We could ask them in the model. What’s kind of cool about that is, as you get out there, your health risks are shrinking as you go out, because whatever you’re going to get, you’ve got. For example, if we’ve got someone, say, our age and in excellent health, you really are against these programs. You like the competitive program, because basically in any version of these programs, you’re going to be subsidizing the people with less health risk. And the insurance benefit to you is small, because the window left in our setup to get a negative draw is shrinking.

So you’re very open when young to these insurance programs, and then as you go forward, depending on where you are, your attitudes sort of diverge. If you get a bad outcome, you’re very much for the program. And if you get a good outcome, you become increasingly hostile to the program.

ANDOLFATTO

That sounds perfectly natural. We change our minds all the time as we age, right?

COLE

Exactly. But it does explain some of the voting patterns out there if you think about it that way.

ANDOLFATTO

Hypothetically speaking, in your model, if the government were to propose the joint provision in these two programs, I presume that it would be voted down.

COLE

Yeah, especially if you think that the older people vote more than younger people.

ANDOLFATTO

And older here is still under 60.

COLE

Absolutely. The model doesn’t go beyond 60, that’s correct. So I thought there was an interesting political economy dynamic there.

ANDOLFATTO

You mentioned that one thing that surprised you was you found potentially large welfare gains from the provision of these programs. But I noticed one property of your model—a simple, basic framework to start with—is that you do not permit people to save. There’s no financial market. For some purposes, that would be an appropriate abstraction.

In this case, I wonder how sensitive the welfare effects would be. If people had the ability to build precautionary savings as a substitute for the missing insurance, do you think it might be worthwhile to pursue this investigation along those lines? Or do you have some reason to believe it’s not important?

COLE

I think your instinct is exactly right.
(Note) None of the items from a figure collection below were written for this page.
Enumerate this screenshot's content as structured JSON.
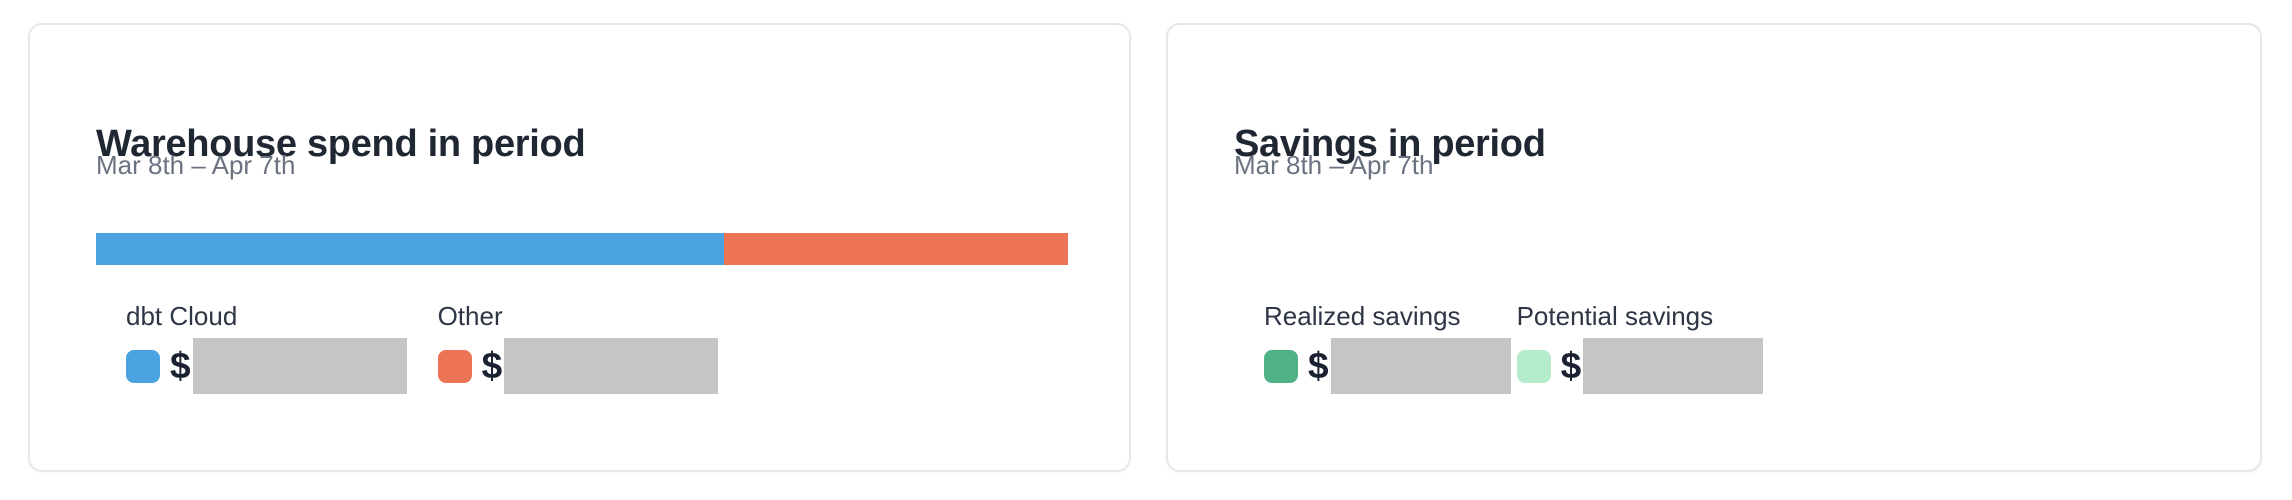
{
  "page": {
    "background": "#ffffff",
    "card_border": "#E6E7EC"
  },
  "cards": {
    "warehouse": {
      "title": "Warehouse spend in period",
      "period": "Mar 8th – Apr 7th",
      "legend": [
        {
          "label": "dbt Cloud",
          "swatch_color": "#4AA2E0",
          "currency": "$",
          "value_redacted": true
        },
        {
          "label": "Other",
          "swatch_color": "#EC7356",
          "currency": "$",
          "value_redacted": true
        }
      ]
    },
    "savings": {
      "title": "Savings in period",
      "period": "Mar 8th – Apr 7th",
      "legend": [
        {
          "label": "Realized savings",
          "swatch_color": "#4FB286",
          "currency": "$",
          "value_redacted": true
        },
        {
          "label": "Potential savings",
          "swatch_color": "#B5EDCC",
          "currency": "$",
          "value_redacted": true
        }
      ]
    }
  },
  "chart_data": [
    {
      "type": "bar",
      "title": "Warehouse spend in period",
      "subtitle": "Mar 8th – Apr 7th",
      "orientation": "horizontal-stacked",
      "series": [
        {
          "name": "dbt Cloud",
          "share_pct": 64.6,
          "color": "#4AA2E0",
          "value": null
        },
        {
          "name": "Other",
          "share_pct": 35.4,
          "color": "#EC7356",
          "value": null
        }
      ],
      "legend_position": "below",
      "note": "dollar values hidden by gray redaction boxes"
    },
    {
      "type": "table",
      "title": "Savings in period",
      "subtitle": "Mar 8th – Apr 7th",
      "categories": [
        "Realized savings",
        "Potential savings"
      ],
      "values": [
        null,
        null
      ],
      "colors": [
        "#4FB286",
        "#B5EDCC"
      ],
      "note": "dollar values hidden by gray redaction boxes"
    }
  ]
}
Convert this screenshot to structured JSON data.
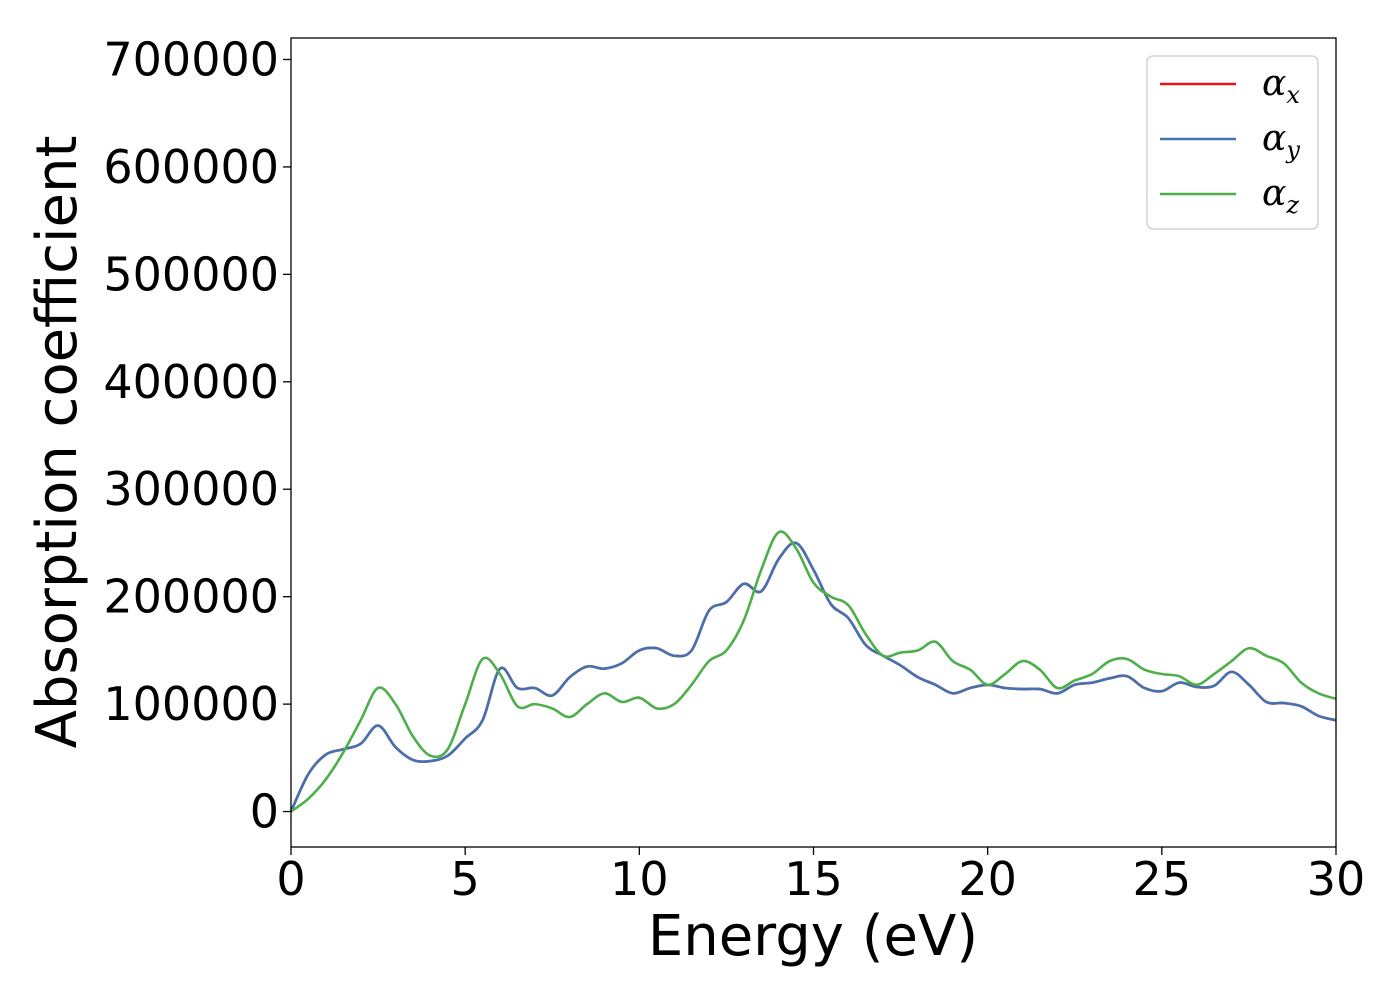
{
  "chart_data": {
    "type": "line",
    "title": "",
    "xlabel": "Energy (eV)",
    "ylabel": "Absorption coefficient",
    "xlim": [
      0,
      30
    ],
    "ylim": [
      -33000,
      720000
    ],
    "xticks": [
      0,
      5,
      10,
      15,
      20,
      25,
      30
    ],
    "yticks": [
      0,
      100000,
      200000,
      300000,
      400000,
      500000,
      600000,
      700000
    ],
    "grid": false,
    "legend_position": "top-right",
    "x": [
      0,
      0.5,
      1,
      1.5,
      2,
      2.5,
      3,
      3.5,
      4,
      4.5,
      5,
      5.5,
      6,
      6.5,
      7,
      7.5,
      8,
      8.5,
      9,
      9.5,
      10,
      10.5,
      11,
      11.5,
      12,
      12.5,
      13,
      13.5,
      14,
      14.5,
      15,
      15.5,
      16,
      16.5,
      17,
      17.5,
      18,
      18.5,
      19,
      19.5,
      20,
      20.5,
      21,
      21.5,
      22,
      22.5,
      23,
      23.5,
      24,
      24.5,
      25,
      25.5,
      26,
      26.5,
      27,
      27.5,
      28,
      28.5,
      29,
      29.5,
      30
    ],
    "series": [
      {
        "name": "α",
        "subscript": "x",
        "color": "#e41a1c",
        "values": [
          0,
          35000,
          53000,
          58000,
          63000,
          80000,
          60000,
          48000,
          47000,
          52000,
          68000,
          85000,
          133000,
          115000,
          115000,
          108000,
          125000,
          135000,
          133000,
          138000,
          150000,
          152000,
          145000,
          150000,
          187000,
          195000,
          212000,
          205000,
          235000,
          250000,
          225000,
          193000,
          180000,
          155000,
          145000,
          136000,
          125000,
          118000,
          110000,
          115000,
          118000,
          115000,
          114000,
          114000,
          110000,
          118000,
          120000,
          124000,
          126000,
          115000,
          112000,
          120000,
          116000,
          117000,
          130000,
          118000,
          102000,
          101000,
          98000,
          89000,
          85000
        ]
      },
      {
        "name": "α",
        "subscript": "y",
        "color": "#4472b0",
        "values": [
          0,
          35000,
          53000,
          58000,
          63000,
          80000,
          60000,
          48000,
          47000,
          52000,
          68000,
          85000,
          133000,
          115000,
          115000,
          108000,
          125000,
          135000,
          133000,
          138000,
          150000,
          152000,
          145000,
          150000,
          187000,
          195000,
          212000,
          205000,
          235000,
          250000,
          225000,
          193000,
          180000,
          155000,
          145000,
          136000,
          125000,
          118000,
          110000,
          115000,
          118000,
          115000,
          114000,
          114000,
          110000,
          118000,
          120000,
          124000,
          126000,
          115000,
          112000,
          120000,
          116000,
          117000,
          130000,
          118000,
          102000,
          101000,
          98000,
          89000,
          85000
        ]
      },
      {
        "name": "α",
        "subscript": "z",
        "color": "#4daf4a",
        "values": [
          0,
          12000,
          30000,
          55000,
          85000,
          115000,
          100000,
          70000,
          52000,
          58000,
          100000,
          142000,
          128000,
          98000,
          100000,
          96000,
          88000,
          100000,
          110000,
          102000,
          106000,
          96000,
          100000,
          118000,
          140000,
          150000,
          178000,
          225000,
          260000,
          245000,
          213000,
          200000,
          192000,
          165000,
          145000,
          148000,
          150000,
          158000,
          140000,
          132000,
          118000,
          128000,
          140000,
          132000,
          115000,
          122000,
          128000,
          140000,
          142000,
          132000,
          128000,
          126000,
          118000,
          128000,
          140000,
          152000,
          145000,
          138000,
          120000,
          110000,
          105000
        ]
      }
    ]
  }
}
If I was to say what’s really missing from this model, I think that would probably be first on the punch list. When you write down a model and you try and construct its implications and take it to data, there’s a real desire to hold down the number of moving parts and to add moving parts slowly. The reason is that you want to have some idea of what’s really going on, what’s driving your results, what are the implications of your model.

Having savings I think is the next step. And I think it’s important exactly for the reasons you said. We chose deliberately to leave it out, because what it meant was that we could have this one period or static version of the model, and then when we go to the dynamics, you just have to worry about the dynamic incentive to maintain your health.

So you get a nice, simple characterization of how you’d want to do that. And it allowed you a nice, clean way to go after the data. We didn’t have to worry about the amount of savings that people had when we thought about effort and updating and all those kinds of things. But that it allowed for a lot of transparency, which is a good thing in terms of what we’re doing.